Woodland Management Units
The foundation has divided its woodland areas into management units. Every other year we look at a designated unit and, if necessary, implement appropriate management activities and/or a thinning harvest. There are enough units that typically 12 years pass between management activities or thinning harvests on an individual parcel.
When we conduct a thinning harvest, a forester marks the trees that he feels need to be removed because of spacing or health issues. We manage woodlands for diversity and long-term sustainability. In most other woodlands, trees that reach a diameter of about 22 inches (known as economic maturity) are harvested. In our management strategy, we require that some large trees be left in scattered clusters. Trees are not felled just because they are large. In fact, it’s common to see trees that are 30 inches in diameter or larger at Big Rock Valley. These large trees no longer produce wood mass as quickly as smaller trees, but their height and full canopy create unique microhabitats.

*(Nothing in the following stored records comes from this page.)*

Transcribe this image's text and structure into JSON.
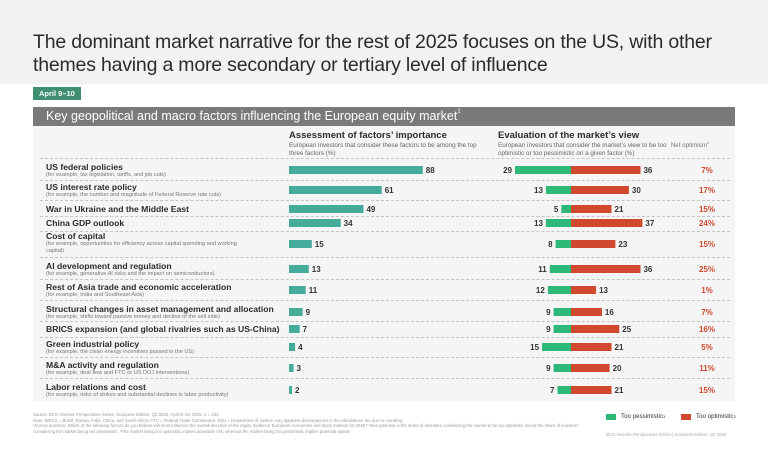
{
  "title": "The dominant market narrative for the rest of 2025 focuses on the US, with other themes having a more secondary or tertiary level of influence",
  "date_badge": "April 9–10",
  "panel_title": "Key geopolitical and macro factors influencing the European equity market",
  "panel_title_sup": "1",
  "columns": {
    "importance": {
      "heading": "Assessment of factors’ importance",
      "subheading": "European investors that consider these factors to be among the top three factors (%)"
    },
    "evaluation": {
      "heading": "Evaluation of the market’s view",
      "subheading": "European investors that consider the market’s view to be too optimistic or too pessimistic on a given factor (%)"
    },
    "net": {
      "heading": "Net optimism",
      "sup": "2"
    }
  },
  "colors": {
    "importance_bar": "#45ab9b",
    "too_pessimistic": "#2fb978",
    "too_optimistic": "#d0492f",
    "net_text": "#d0492f"
  },
  "chart_data": {
    "type": "bar",
    "title": "Key geopolitical and macro factors influencing the European equity market",
    "categories": [
      "US federal policies",
      "US interest rate policy",
      "War in Ukraine and the Middle East",
      "China GDP outlook",
      "Cost of capital",
      "AI development and regulation",
      "Rest of Asia trade and economic acceleration",
      "Structural changes in asset management and allocation",
      "BRICS expansion (and global rivalries such as US-China)",
      "Green industrial policy",
      "M&A activity and regulation",
      "Labor relations and cost"
    ],
    "category_descriptions": [
      "(for example, tax legislation, tariffs, and job cuts)",
      "(for example, the number and magnitude of Federal Reserve rate cuts)",
      "",
      "",
      "(for example, opportunities for efficiency across capital spending and working capital)",
      "(for example, generative AI risks and the impact on semiconductors)",
      "(for example, India and Southeast Asia)",
      "(for example, shifts toward passive money and decline of the sell side)",
      "",
      "(for example, the clean energy incentives passed in the US)",
      "(for example, deal flow and FTC or US DOJ interventions)",
      "(for example, risks of strikes and substantial declines in labor productivity)"
    ],
    "series": [
      {
        "name": "Top-three importance (%)",
        "values": [
          88,
          61,
          49,
          34,
          15,
          13,
          11,
          9,
          7,
          4,
          3,
          2
        ]
      },
      {
        "name": "Too pessimistic",
        "values": [
          29,
          13,
          5,
          13,
          8,
          11,
          12,
          9,
          9,
          15,
          9,
          7
        ]
      },
      {
        "name": "Too optimistic",
        "values": [
          36,
          30,
          21,
          37,
          23,
          36,
          13,
          16,
          25,
          21,
          20,
          21
        ]
      },
      {
        "name": "Net optimism",
        "values": [
          "7%",
          "17%",
          "15%",
          "24%",
          "15%",
          "25%",
          "1%",
          "7%",
          "16%",
          "5%",
          "11%",
          "15%"
        ]
      }
    ],
    "xlabel": "",
    "ylabel": "",
    "legend": [
      "Too pessimistic",
      "Too optimistic"
    ],
    "legend_position": "bottom-right"
  },
  "legend": {
    "pessimistic": "Too pessimistic",
    "optimistic": "Too optimistic",
    "sup": "3"
  },
  "footnotes": [
    "Source: BCG Investor Perspectives Series, European Edition, Q2 2025, April 9–10, 2025, n = 154.",
    "Note: BRICS = Brazil, Russia, India, China, and South Africa; FTC = Federal Trade Commission; DOJ = Department of Justice. Any apparent discrepancies in the calculations are due to rounding.",
    "¹Survey question: Which of the following factors do you believe will most influence the overall direction of the equity market in European economies and stock markets for 2025? ²Net optimism is the share of investors considering the market to be too optimistic minus the share of investors considering the market being too pessimistic. ³The market being too optimistic implies downside risk, whereas the market being too pessimistic implies potential upside."
  ],
  "source_line": "BCG Investor Perspectives Series | European Edition, Q2 2025"
}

Managing for Old-Growth Trees
The foundation has designated about 10 percent of its wooded acreage (about 100 acres) to be managed as old-growth woodlands. These areas are basically “no-harvest” areas. We still do thinning if it is warranted due to health or spacing issues, but when we do thin in an old-growth designated area, entire tree and logs are left in the woods to decay over time.
Components of an Old-Growth Woods
Some of major components of old-growth woods include:
- Trees of all age classes present.
- Massive quantities of large, decaying logs
- Open areas with lots of light, created by mature canopy trees dying or blowing over.

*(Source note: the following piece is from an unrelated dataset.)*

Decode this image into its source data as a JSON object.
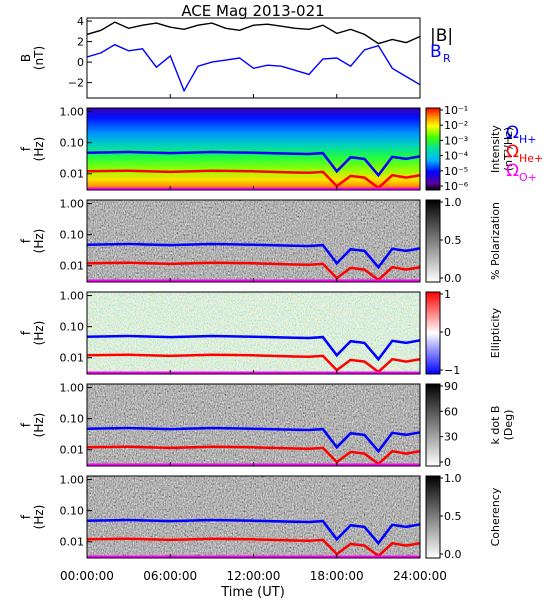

- Large craters created when big trees fall over and uproot.
Large, decaying logs are probably one of the most important components of old-growth woods, because they create a sponge effect and keep the area moist even in dry periods. In addition, these logs slow down the wind and evaporation along the soil surface.
Woodland Management Demonstration Plots
The foundation has been developing adjoining woodland management demonstration plots, which clearly show the effects of different management styles on wooded areas. The management styles used in the demonstration plots include:
- High-intensity timber management.
- Natural or no management.
- Management for old-growth woodlands.
- Management for environmental diversity, which is our predominant management style.